The so-called de-Baathification draft law was finally presented by al-Maliki’s Cabinet to parliament on Monday, and the legislature scheduled discussion to begin on it next week, said Wissam al-Zubaidi, an adviser to deputy parliament speaker Khaled al-Attiyah.

Al-Maliki claims successAlthough his government has been widely criticized for failing to bridge sectarian divides, al-Maliki insisted progress had been made.

“We have achieved success in preventing Iraq from going into sectarian war and I am fully confident that national reconciliation is our only way that takes Iraq into safety,” al-Maliki said.

Salim Abdullah al-Jubouri, a representative of the Iraqi Islamic Party, which is part of the largest Sunni bloc in parliament, the Iraqi Accordance Front, agreed with al-Maliki’s assessment of the security situation.

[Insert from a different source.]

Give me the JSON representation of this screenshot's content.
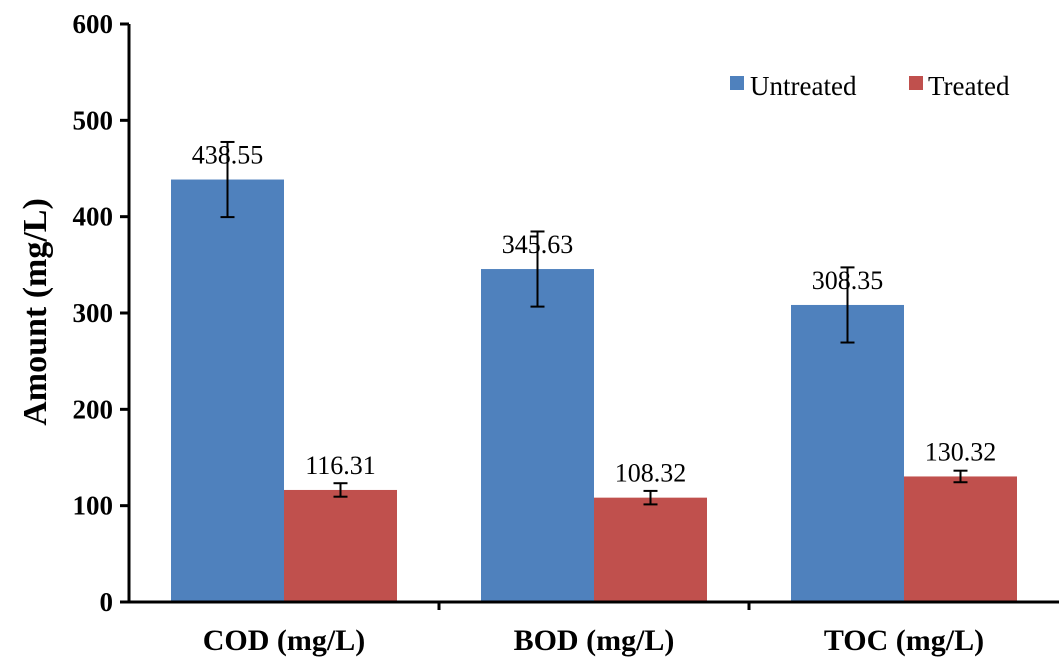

“The Iraqi security forces are not yet ready for filling the security gap that would follow a possible U.S. troop withdrawal,” al-Jubouri told The Associated Press in a phone interview. “Iraqi forces might be able to face such a state after a certain period of time if they would be properly equipped and prepared.”

But politically, al-Jubouri said al-Maliki did not address the real issues in his comments.

“He should have better emphasized the civil peace and national reconciliation, and on how a successful political process should be realized,” He said. “There are many demands which have not been fulfilled or looked into by the Maliki government.”

In the U.S. raid on Sadr City, troops came under fire while moving into the search area and as they departed and fired back, Bleichwehl said.

Al-Sadr late last month declared a “freeze” on his Mahdi Army’s activities so that the militia could regroup, but the U.S. has said breakaway factions over which al-Sadr has no control have continued to fight.

“Coalition forces returned proportional and precise fire on the enemy while being engaged,” Bleichwehl said in an e-mailed response to questions. “The unit sustained no casualties and there are no reports of civilian casualties.”

Residents feel unprotected
But residents showed AP Television News the coffins of the people they said were killed in the raid — a woman and her two daughters. Residents lifted the blanket from inside one of the simple wood coffins to show the bodies of two little girls lying next to each other.

A police officer, speaking on condition of anonymity for security reasons, confirmed the woman and two girls were killed in the firefight.

“Neither the government protects us nor does Bush defend us,” lamented resident Abu Ali. “What shall we do?”

In the Sunni city of Samarra, 60 miles north of Baghdad, U.S. and Iraqi troops got into a firefight with suspected al-Qaida in Iraq fighters in a morning assault. Twelve of the insurgents were killed and three U.S. soldiers were wounded, the military said.

U.S. and Iraqi forces came under heavy from insurgents inside buildings while clearing the area, the military said. The ground forces returned fire, while AH-64 Apache helicopters provided support from the air.

Three al-Qaida suspects were also detained, while a fourth person at the scene was identified as a hostage being held for ransom.

The injured soldiers were taken to Balad Air Base for treatment and were all in stable condition, the U.S. military said.